Abstract: Existing production machine learning systems often suffer from various problems that make them hard to use. For example, data scientists and ML practitioners often spend most of their time stitching and managing bespoke distributed systems to build end-to-end ML applications and push models to production.
To address this, the Ray community has built Ray AI Runtime (Ray AIR), an open-source toolkit for building large-scale end-to-end ML applications.
Ray is a distributed compute framework, powering large scale machine learning models such as OpenAI's ChatGPT. By leveraging Ray’s distributed compute strata and library ecosystem, the Ray AI Runtime brings scalability and programmability to ML platforms.
The main focus of the Ray AI Runtime is to provide the compute layer for Python-based AI/ML workloads and is designed to interoperate with popular ML frameworks and other systems for storage and metadata needs.
In this session, we’ll explore and discuss the following:
- Why and what is Ray
- How AIR, built atop Ray, allows you to program and scale your machine learning workloads easily
- AIR’s interoperability and easy integration points with other systems for storage and metadata needs
- AIR’s cutting-edge features for accelerating the machine learning lifecycle such as data preprocessing, last-mile data ingestion, tuning and training, and serving at scale
Key takeaways for attendees are:
- Ray as a general purpose framework for distributed computing
- Understand how Ray AI Runtime can be used to implement scalable, programmable machine learning workflows.

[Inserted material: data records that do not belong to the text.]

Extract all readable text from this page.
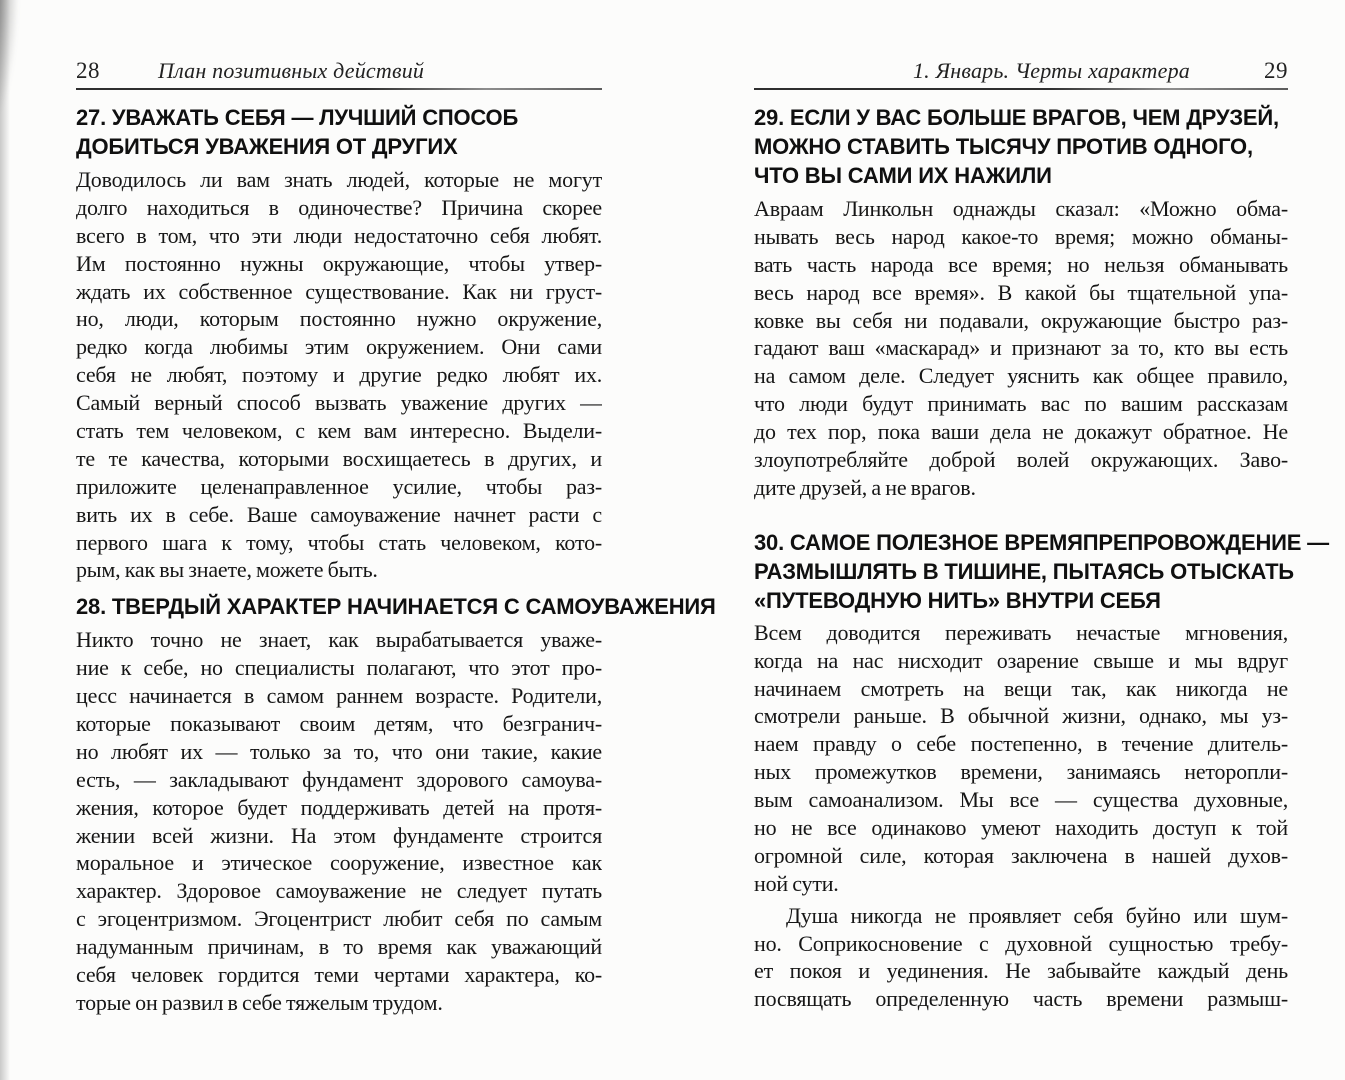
28	План позитивных действий
27. УВАЖАТЬ СЕБЯ — ЛУЧШИЙ СПОСОБ
ДОБИТЬСЯ УВАЖЕНИЯ ОТ ДРУГИХ
Доводилось ли вам знать людей, которые не могут
долго находиться в одиночестве? Причина скорее
всего в том, что эти люди недостаточно себя любят.
Им постоянно нужны окружающие, чтобы утвер-
ждать их собственное существование. Как ни груст-
но, люди, которым постоянно нужно окружение,
редко когда любимы этим окружением. Они сами
себя не любят, поэтому и другие редко любят их.
Самый верный способ вызвать уважение других —
стать тем человеком, с кем вам интересно. Выдели-
те те качества, которыми восхищаетесь в других, и
приложите целенаправленное усилие, чтобы раз-
вить их в себе. Ваше самоуважение начнет расти с
первого шага к тому, чтобы стать человеком, кото-
рым, как вы знаете, можете быть.
28. ТВЕРДЫЙ ХАРАКТЕР НАЧИНАЕТСЯ С САМОУВАЖЕНИЯ
Никто точно не знает, как вырабатывается уваже-
ние к себе, но специалисты полагают, что этот про-
цесс начинается в самом раннем возрасте. Родители,
которые показывают своим детям, что безгранич-
но любят их — только за то, что они такие, какие
есть, — закладывают фундамент здорового самоува-
жения, которое будет поддерживать детей на протя-
жении всей жизни. На этом фундаменте строится
моральное и этическое сооружение, известное как
характер. Здоровое самоуважение не следует путать
с эгоцентризмом. Эгоцентрист любит себя по самым
надуманным причинам, в то время как уважающий
себя человек гордится теми чертами характера, ко-
торые он развил в себе тяжелым трудом.
1. Январь. Черты характера	29
29. ЕСЛИ У ВАС БОЛЬШЕ ВРАГОВ, ЧЕМ ДРУЗЕЙ,
МОЖНО СТАВИТЬ ТЫСЯЧУ ПРОТИВ ОДНОГО,
ЧТО ВЫ САМИ ИХ НАЖИЛИ
Авраам Линкольн однажды сказал: «Можно обма-
нывать весь народ какое-то время; можно обманы-
вать часть народа все время; но нельзя обманывать
весь народ все время». В какой бы тщательной упа-
ковке вы себя ни подавали, окружающие быстро раз-
гадают ваш «маскарад» и признают за то, кто вы есть
на самом деле. Следует уяснить как общее правило,
что люди будут принимать вас по вашим рассказам
до тех пор, пока ваши дела не докажут обратное. Не
злоупотребляйте доброй волей окружающих. Заво-
дите друзей, а не врагов.
30. САМОЕ ПОЛЕЗНОЕ ВРЕМЯПРЕПРОВОЖДЕНИЕ —
РАЗМЫШЛЯТЬ В ТИШИНЕ, ПЫТАЯСЬ ОТЫСКАТЬ
«ПУТЕВОДНУЮ НИТЬ» ВНУТРИ СЕБЯ
Всем доводится переживать нечастые мгновения,
когда на нас нисходит озарение свыше и мы вдруг
начинаем смотреть на вещи так, как никогда не
смотрели раньше. В обычной жизни, однако, мы уз-
наем правду о себе постепенно, в течение длитель-
ных промежутков времени, занимаясь неторопли-
вым самоанализом. Мы все — существа духовные,
но не все одинаково умеют находить доступ к той
огромной силе, которая заключена в нашей духов-
ной сути.
Душа никогда не проявляет себя буйно или шум-
но. Соприкосновение с духовной сущностью требу-
ет покоя и уединения. Не забывайте каждый день
посвящать определенную часть времени размыш-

- Learn how to pass and share data across distributed trainers and Ray native libraries: Tune, Serve, Train, RLlib, etc.
- How to scale python-based workloads across supported public clouds
General familiarity with machine learning tools and frameworks is assumed. We won't go deeper into any framework in particular, but attendees should e.g. know that PyTorch and Tensorflow exist and what they are used for.
Bio: Kai Fricke is a senior software engineer at Anyscale. As a core maintainer of the Ray AI Runtime he is building software for distributed machine learning training and tuning. During his postdoc at Cambridge he utilized reinforcement learning to optimize large graph structures and co-authored two open source reinforcement learning libraries.